Hi Christian,

For the query in your example, Calcite first generates inner join plan with 
aggregate child, then through SemJoinRule transform the inner join to semi or 
antisemi join. The reason to have inner join is that it allows join 
commutativity, which is good for generating a potential better plan with 
nestedloop join or hash join.

Admittedly, this process in Calcite is counter intuitive. It should be in 
reverse order, first generate a semi or anti-semi join, then generate an 
inner/outer join.

- Haisheng

------------------------------------------------------------------
发件人:Christian Beikov<[email protected]>
日 期:2020年02月19日 21:12:13
收件人:<[email protected]>
主 题:Translation of SQL EXISTS

Hello,

I'm a bit confused about how the SQL EXISTS predicate is translated. I'd 
assume that an EXISTS is translated in relational algebra to a SEMI- and 
NOT EXISTS to an ANTI-join, but it's not.

PlannerImpl p = new PlannerImpl(config);
SqlNode sqlNode = p.parse("delete from _order o where exists (select 1 
from order_position p where o.id = p.order_id)");
p.validate(sqlNode);
RelRoot rel = p.rel(sqlNode);
RelToSqlConverter sqlConverter = new RelToSqlConverter(dialect);
SqlImplementor.Result result = sqlConverter.visitChild(0, rel.rel);
sqlWriter.format(result.asStatement());

Worse, when printing this, I only get DELETE FROM "public"."_order" i.e. 
the EXISTS part is not rendered. This is the plan I get.

LogicalTableModify(table=[[adhoc, _order]], operation=[DELETE], 
flattened=[true])
   LogicalProject(inputs=[0])
     LogicalProject(inputs=[0], exprs=[[CAST($1):BIGINT, CAST($2):BOOLEAN]])
       LogicalJoin(condition=[=($0, $1)], joinType=[inner])
         JdbcTableScan(table=[[adhoc, _order]])
         LogicalAggregate(group=[{0}], agg#0=[MIN($1)])
           LogicalProject(exprs=[[$1, true]])
             JdbcTableScan(table=[[adhoc, order_position]])

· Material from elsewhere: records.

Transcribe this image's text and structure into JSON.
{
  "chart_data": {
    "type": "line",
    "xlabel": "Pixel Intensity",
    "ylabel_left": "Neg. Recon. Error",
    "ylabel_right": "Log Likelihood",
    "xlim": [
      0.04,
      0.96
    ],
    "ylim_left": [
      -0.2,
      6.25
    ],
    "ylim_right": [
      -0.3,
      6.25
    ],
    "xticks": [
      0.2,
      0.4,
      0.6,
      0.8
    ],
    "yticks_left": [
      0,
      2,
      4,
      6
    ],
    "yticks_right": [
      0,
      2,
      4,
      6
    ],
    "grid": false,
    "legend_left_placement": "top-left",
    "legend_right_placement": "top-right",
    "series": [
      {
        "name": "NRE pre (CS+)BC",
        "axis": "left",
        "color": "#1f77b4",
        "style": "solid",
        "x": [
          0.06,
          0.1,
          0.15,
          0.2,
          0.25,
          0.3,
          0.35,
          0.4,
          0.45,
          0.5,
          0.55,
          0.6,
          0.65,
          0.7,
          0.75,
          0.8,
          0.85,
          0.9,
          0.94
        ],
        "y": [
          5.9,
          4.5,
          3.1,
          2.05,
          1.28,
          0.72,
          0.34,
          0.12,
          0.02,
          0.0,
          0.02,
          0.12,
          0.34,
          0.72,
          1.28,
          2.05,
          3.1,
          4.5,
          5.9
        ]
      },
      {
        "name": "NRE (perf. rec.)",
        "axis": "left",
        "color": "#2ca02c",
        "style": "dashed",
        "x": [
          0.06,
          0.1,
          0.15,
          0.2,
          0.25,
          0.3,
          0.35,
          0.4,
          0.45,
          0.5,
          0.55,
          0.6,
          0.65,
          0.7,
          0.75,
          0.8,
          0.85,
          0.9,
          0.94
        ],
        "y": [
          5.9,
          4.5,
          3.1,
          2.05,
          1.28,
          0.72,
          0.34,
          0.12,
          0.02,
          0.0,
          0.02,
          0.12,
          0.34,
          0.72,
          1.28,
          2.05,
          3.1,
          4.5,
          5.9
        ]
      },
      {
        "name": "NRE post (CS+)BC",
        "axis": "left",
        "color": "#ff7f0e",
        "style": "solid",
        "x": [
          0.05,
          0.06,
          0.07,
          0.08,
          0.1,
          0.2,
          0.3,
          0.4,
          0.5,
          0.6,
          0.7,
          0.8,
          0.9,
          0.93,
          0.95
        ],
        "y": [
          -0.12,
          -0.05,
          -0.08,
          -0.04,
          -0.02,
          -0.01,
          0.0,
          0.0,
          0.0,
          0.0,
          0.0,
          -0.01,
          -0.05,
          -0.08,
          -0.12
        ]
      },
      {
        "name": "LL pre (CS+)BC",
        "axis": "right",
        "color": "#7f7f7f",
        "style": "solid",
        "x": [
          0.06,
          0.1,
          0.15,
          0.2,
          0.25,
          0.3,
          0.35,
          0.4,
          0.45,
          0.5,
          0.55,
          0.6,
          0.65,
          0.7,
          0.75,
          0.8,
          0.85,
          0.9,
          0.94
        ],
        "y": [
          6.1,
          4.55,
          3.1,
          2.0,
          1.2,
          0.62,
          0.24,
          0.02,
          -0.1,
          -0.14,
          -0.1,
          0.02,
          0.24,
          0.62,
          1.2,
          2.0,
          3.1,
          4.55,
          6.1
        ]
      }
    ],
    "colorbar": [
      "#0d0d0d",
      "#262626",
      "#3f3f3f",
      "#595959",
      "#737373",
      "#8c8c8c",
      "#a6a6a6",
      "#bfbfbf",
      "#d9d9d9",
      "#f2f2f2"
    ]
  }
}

I'd expect something along the lines of

LogicalTableModify(table=[[adhoc, _order]], operation=[DELETE], 
flattened=[true])
   LogicalProject(inputs=[0])
       LogicalJoin(condition=[=($0, $1)], joinType=[semi])
         JdbcTableScan(table=[[adhoc, _order]])
         JdbcTableScan(table=[[adhoc, order_position]])

and for NOT EXISTS

LogicalTableModify(table=[[adhoc, _order]], operation=[DELETE], 
flattened=[true])
   LogicalProject(inputs=[0])
       LogicalJoin(condition=[=($0, $1)], joinType=[anti])
         JdbcTableScan(table=[[adhoc, _order]])
         JdbcTableScan(table=[[adhoc, order_position]])

Am I missing something and the current aggregate function translation 
makes sense?

I constructed relational algebra structures for some other statements 
with SEMI- and ANTI-joins and already noticed that these join types 
weren't handled in 
org.apache.calcite.rel.rel2sql.RelToSqlConverter#visit(org.apache.calcite.rel.core.Join),
 
which I fixed locally. Is the lack of a translation intentional?

Is such a translation of SEMI- and ANTI-join to EXISTS and NOT EXISTS an 
over-simplification or would you say it's correct? As far as I 
understood from https://en.wikipedia.org/wiki/Relational_algebra this is 
correct.

I'd be happy to contribute that back. I didn't look into the Sql-to-Rel 
translation for EXISTS and NOT EXISTS to SEMI- and ANTI-join yet, but I 
assume that's not that hard and I could add that.